I found an ideal bed, but it would need some preparation work first; so I started by wetting the soil, then I demarcated the bed with a spade, before tilling the soil with a fork. Next I did some quick work of removing the easy weeds and the grass roots. While taking this photo, however, I was shaking like a reed - low blood sugar, it was clearly more strenuous than it felt.
Next I took a quick break to remedy my sugar levels and took a moment to appreciate my company as well.
Besides, I knew the part that was next would probably be the hardest...I have no idea what the actual name of these dastardly plants are - the locals call them 'cigarette trees', perhaps because they smell like tobacco when you crush the leaves - all I know is, they spread like a wild fire, and are incredibly hard to control, once they take root. Unfortunately while living in KwaZulu-Natal they clearly had time and room to grow unchecked, and multiplied beyond control. The thing that makes them especially difficult to manage, are their roots.
They seem to creep under the soil and new plants sprout wherever they do, but they also seem to reach right down deep, into hell, from where I'm sure they are fed. The whole process of preparing the bed and planting five potted roses took me two hours, yet a whole hour was spent simply trying to uproot these five seemingly small plants, just in that one bed.

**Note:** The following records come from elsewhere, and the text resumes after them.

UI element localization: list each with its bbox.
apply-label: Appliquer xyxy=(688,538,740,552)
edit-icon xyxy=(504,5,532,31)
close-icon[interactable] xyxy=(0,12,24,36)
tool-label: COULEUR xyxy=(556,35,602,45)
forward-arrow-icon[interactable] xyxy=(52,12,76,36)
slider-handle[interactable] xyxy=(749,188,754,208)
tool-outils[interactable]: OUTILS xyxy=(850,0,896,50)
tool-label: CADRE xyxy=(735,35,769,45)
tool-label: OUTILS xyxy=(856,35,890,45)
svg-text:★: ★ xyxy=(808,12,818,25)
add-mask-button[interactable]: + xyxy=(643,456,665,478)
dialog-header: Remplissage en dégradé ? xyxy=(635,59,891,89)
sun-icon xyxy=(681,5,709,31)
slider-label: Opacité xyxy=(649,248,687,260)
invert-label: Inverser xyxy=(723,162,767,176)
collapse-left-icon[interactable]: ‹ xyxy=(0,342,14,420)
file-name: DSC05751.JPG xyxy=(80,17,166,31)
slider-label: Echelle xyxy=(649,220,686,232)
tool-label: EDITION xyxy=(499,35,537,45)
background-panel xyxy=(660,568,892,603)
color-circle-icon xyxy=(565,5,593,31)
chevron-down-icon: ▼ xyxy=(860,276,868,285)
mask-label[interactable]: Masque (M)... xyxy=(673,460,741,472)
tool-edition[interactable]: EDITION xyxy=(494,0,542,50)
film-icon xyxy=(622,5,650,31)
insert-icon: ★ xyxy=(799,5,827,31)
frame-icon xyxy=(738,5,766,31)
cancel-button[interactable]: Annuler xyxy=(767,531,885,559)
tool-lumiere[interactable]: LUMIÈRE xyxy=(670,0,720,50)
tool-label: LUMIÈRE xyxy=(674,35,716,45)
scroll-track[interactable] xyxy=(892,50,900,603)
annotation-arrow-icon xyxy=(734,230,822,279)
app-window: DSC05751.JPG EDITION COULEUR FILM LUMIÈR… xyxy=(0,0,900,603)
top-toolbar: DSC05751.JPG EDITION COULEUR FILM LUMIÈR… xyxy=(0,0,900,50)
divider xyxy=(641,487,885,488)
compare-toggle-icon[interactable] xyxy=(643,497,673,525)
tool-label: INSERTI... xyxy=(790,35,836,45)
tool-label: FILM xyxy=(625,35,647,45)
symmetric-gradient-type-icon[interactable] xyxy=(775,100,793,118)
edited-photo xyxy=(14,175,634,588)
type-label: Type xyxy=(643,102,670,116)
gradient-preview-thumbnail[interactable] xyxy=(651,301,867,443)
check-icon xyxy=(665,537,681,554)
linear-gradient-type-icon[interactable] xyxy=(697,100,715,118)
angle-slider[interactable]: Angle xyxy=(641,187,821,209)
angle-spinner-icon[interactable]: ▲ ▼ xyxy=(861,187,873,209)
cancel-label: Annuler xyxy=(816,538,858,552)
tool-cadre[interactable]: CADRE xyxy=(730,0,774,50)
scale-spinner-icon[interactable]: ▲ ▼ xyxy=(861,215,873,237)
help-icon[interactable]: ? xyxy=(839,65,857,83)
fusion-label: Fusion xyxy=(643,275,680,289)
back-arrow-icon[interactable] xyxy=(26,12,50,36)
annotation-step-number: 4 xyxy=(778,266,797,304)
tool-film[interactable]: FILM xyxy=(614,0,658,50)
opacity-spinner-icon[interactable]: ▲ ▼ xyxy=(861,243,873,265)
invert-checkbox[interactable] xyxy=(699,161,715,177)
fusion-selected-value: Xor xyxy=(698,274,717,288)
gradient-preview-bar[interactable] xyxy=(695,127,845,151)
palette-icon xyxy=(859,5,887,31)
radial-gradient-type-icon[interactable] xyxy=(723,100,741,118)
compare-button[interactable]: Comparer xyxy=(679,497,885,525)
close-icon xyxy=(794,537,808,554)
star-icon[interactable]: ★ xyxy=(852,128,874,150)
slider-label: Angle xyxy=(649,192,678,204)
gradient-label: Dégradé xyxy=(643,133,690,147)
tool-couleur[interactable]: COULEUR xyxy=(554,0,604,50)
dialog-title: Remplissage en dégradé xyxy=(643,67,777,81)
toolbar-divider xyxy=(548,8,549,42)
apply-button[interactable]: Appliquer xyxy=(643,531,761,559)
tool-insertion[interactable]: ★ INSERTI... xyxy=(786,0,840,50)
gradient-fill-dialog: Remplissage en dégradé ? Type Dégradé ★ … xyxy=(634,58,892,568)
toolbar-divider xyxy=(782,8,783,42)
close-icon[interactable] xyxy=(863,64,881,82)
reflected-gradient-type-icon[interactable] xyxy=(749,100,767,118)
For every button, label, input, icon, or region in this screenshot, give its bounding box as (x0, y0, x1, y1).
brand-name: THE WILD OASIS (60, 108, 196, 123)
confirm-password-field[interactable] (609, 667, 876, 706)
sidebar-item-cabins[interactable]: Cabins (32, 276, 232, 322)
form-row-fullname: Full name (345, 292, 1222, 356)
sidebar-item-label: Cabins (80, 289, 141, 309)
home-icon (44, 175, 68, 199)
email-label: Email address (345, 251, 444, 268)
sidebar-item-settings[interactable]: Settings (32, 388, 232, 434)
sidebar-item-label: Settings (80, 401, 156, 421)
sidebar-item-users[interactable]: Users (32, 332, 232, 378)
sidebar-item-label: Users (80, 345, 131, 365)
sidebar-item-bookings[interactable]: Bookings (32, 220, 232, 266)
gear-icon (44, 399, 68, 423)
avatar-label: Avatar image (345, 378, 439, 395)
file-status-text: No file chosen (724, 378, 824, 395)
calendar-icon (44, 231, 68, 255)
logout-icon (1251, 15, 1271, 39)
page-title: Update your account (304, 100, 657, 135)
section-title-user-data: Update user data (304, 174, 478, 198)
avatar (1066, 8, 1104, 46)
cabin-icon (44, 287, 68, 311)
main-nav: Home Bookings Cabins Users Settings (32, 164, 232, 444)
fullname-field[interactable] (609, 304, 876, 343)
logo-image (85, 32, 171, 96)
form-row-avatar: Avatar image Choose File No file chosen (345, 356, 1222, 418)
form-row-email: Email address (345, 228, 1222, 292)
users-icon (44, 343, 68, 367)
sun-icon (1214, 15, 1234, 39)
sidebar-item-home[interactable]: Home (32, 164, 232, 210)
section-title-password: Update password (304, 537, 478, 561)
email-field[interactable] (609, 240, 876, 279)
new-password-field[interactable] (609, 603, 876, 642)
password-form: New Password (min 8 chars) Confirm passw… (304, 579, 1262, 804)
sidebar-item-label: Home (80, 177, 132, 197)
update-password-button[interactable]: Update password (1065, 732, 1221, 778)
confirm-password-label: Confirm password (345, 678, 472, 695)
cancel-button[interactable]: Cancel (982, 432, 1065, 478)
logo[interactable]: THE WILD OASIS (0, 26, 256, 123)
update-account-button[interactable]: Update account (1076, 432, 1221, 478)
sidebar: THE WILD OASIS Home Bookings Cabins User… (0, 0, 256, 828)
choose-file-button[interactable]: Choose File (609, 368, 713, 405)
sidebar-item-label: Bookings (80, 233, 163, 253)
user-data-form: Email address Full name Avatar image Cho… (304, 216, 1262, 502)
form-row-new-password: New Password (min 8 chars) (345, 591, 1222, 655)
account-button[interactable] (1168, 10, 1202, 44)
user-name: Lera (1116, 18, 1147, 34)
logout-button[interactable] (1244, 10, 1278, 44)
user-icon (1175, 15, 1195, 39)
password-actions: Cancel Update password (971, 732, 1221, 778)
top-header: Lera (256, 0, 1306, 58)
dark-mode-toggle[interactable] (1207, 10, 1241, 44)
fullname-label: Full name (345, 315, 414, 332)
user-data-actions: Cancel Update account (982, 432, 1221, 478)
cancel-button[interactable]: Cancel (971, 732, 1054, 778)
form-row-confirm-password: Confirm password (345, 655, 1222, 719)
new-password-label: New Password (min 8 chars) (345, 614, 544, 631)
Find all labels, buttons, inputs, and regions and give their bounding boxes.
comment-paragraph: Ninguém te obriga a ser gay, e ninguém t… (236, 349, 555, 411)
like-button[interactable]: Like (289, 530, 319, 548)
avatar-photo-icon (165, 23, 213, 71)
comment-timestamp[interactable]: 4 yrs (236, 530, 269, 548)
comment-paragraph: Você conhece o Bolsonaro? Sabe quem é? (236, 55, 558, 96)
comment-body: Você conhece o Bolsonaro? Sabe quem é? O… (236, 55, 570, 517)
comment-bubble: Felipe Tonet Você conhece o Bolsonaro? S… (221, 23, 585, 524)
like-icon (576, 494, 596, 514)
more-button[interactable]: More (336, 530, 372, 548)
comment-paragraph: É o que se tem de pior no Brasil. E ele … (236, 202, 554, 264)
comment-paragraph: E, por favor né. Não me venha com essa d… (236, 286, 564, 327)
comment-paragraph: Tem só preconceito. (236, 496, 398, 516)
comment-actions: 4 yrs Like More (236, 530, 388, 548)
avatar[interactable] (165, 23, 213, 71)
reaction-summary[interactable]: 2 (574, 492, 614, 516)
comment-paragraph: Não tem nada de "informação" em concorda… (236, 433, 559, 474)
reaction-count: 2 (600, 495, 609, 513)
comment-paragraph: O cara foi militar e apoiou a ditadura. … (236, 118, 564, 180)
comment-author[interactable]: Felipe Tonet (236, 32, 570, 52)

After that, I dug five holes and transplanted the roses... there is a lot of space around them still and I hope to plant up some lavender behind them, chives between them, and some thyme in front of them - but that is another day's business. I can say without a doubt, a woman's body was not designed to wield a pick, spade or garden fork. Today, I missed a manly man, the sort that does the masculine digging so I can be feminine and prepare him food, instead.